Cette céramique fait partie de la série La femme de Nîmes qui a été amorcée en procédant à une réactualisation du mythe grec de Danaé. Au travers de cette sculpture, l’artiste considère l’histoire de la marchandise du jean. Vêtement utilitaire pendant la révolution industrielle, sciemment coloré avec l’indigo des colonies, le jean devient subséquemment un marqueur de la contreculture et de la libération sexuelle.

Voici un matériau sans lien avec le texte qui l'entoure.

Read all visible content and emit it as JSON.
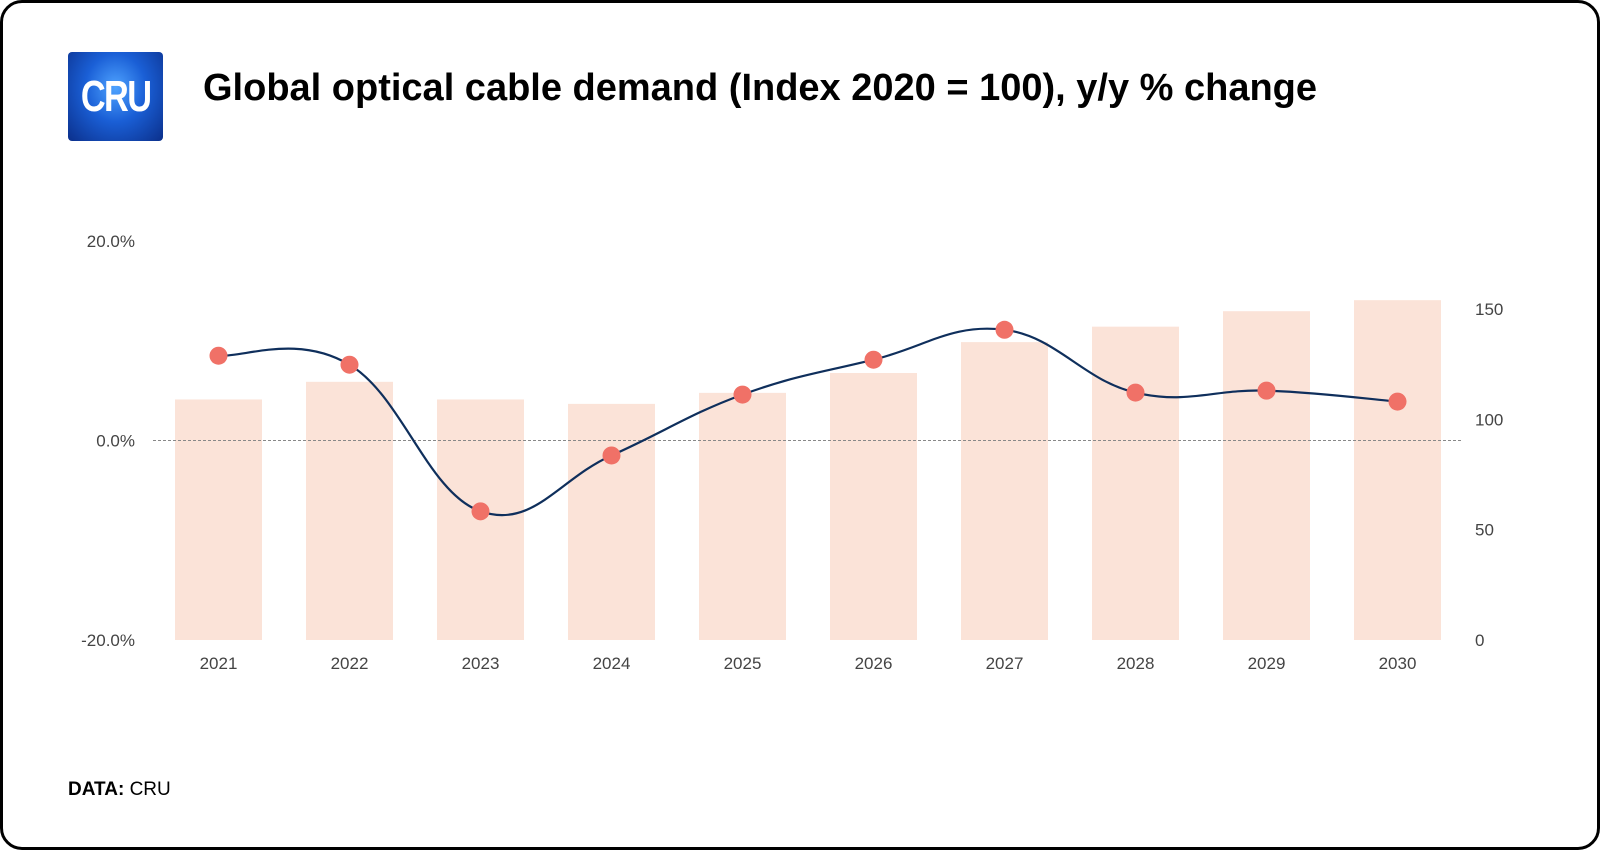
{
  "header": {
    "logo_text": "CRU",
    "title": "Global optical cable demand (Index 2020 = 100), y/y % change"
  },
  "footer": {
    "source_label": "DATA:",
    "source_value": "CRU"
  },
  "colors": {
    "bar": "#fbe3d8",
    "line": "#0f2f5c",
    "marker": "#f07167",
    "axis_text": "#444444",
    "zero_line": "#888888"
  },
  "chart_data": {
    "type": "bar",
    "categories": [
      "2021",
      "2022",
      "2023",
      "2024",
      "2025",
      "2026",
      "2027",
      "2028",
      "2029",
      "2030"
    ],
    "series": [
      {
        "type": "bar",
        "axis": "right",
        "values": [
          109,
          117,
          109,
          107,
          112,
          121,
          135,
          142,
          149,
          154
        ]
      },
      {
        "type": "line",
        "axis": "left",
        "values": [
          8.5,
          7.6,
          -7.1,
          -1.5,
          4.6,
          8.1,
          11.1,
          4.8,
          5.0,
          3.9
        ]
      }
    ],
    "y_left": {
      "ylim": [
        -20,
        20
      ],
      "ticks": [
        "20.0%",
        "0.0%",
        "-20.0%"
      ],
      "tick_values": [
        20,
        0,
        -20
      ]
    },
    "y_right": {
      "ylim": [
        0,
        150
      ],
      "ticks": [
        "150",
        "100",
        "50",
        "0"
      ],
      "tick_values": [
        150,
        100,
        50,
        0
      ]
    },
    "grid": false,
    "legend": "none"
  }
}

Cette céramique est conçue dans l’idée d’un contenant pour les pièces d’or-semence du mythe, mais interroge aussi la sexualisation des corps sur fond d’économie mondialisée.

Notice biographique

Originaire de Montréal/Tiohtiá:ke, Dominique Sirois est titulaire d’une maitrise (2010) et d’un doctorat (2022) en arts visuels de l’UQAM. Son travail prend la forme d’installations multidisciplinaires, pratique qui se matérialise par des dispositifs d’exposition présentant des céramiques et des assemblages. Dans sa production à la fois artisanale et conceptuelle, Sirois déploie avec ses installations des espaces narratifs usant de référents économiques, archéologiques, mythologiques, technologiques et minéralogiques. Son langage visuel problématise l’art et l’économie en ciblant des marchandises et des étalages, ou encore en se référant à des récits historiques. Dominique Sirois a notamment réactualisé le mythe grec de Danaé par des représentations polymorphes du corps féminin. Les projets artistiques de l’artiste ont été exposés dans plusieurs centres d’artistes au Canada, dont le Centre Clark, Diagonale, Axenéo7 et Latitude 53. Elle a également exposé dans des galeries privées telles que Patel Brown, Pangée, Laroche/Joncas et Bradley Ertaskiran. Elle a fait plusieurs résidences hors du Québec, notamment à Glasgow, à Paris, à Barcelone et à Banff. À l’occasion d’expositions de groupe ou de collaborations, elle a présenté son travail au Musée Ludwig de Budapest, au Commun à Genève, au Unicorn Center for Arts à Beijing, à l’iMAL de Bruxelles et à la Fondation PHI à Montréal.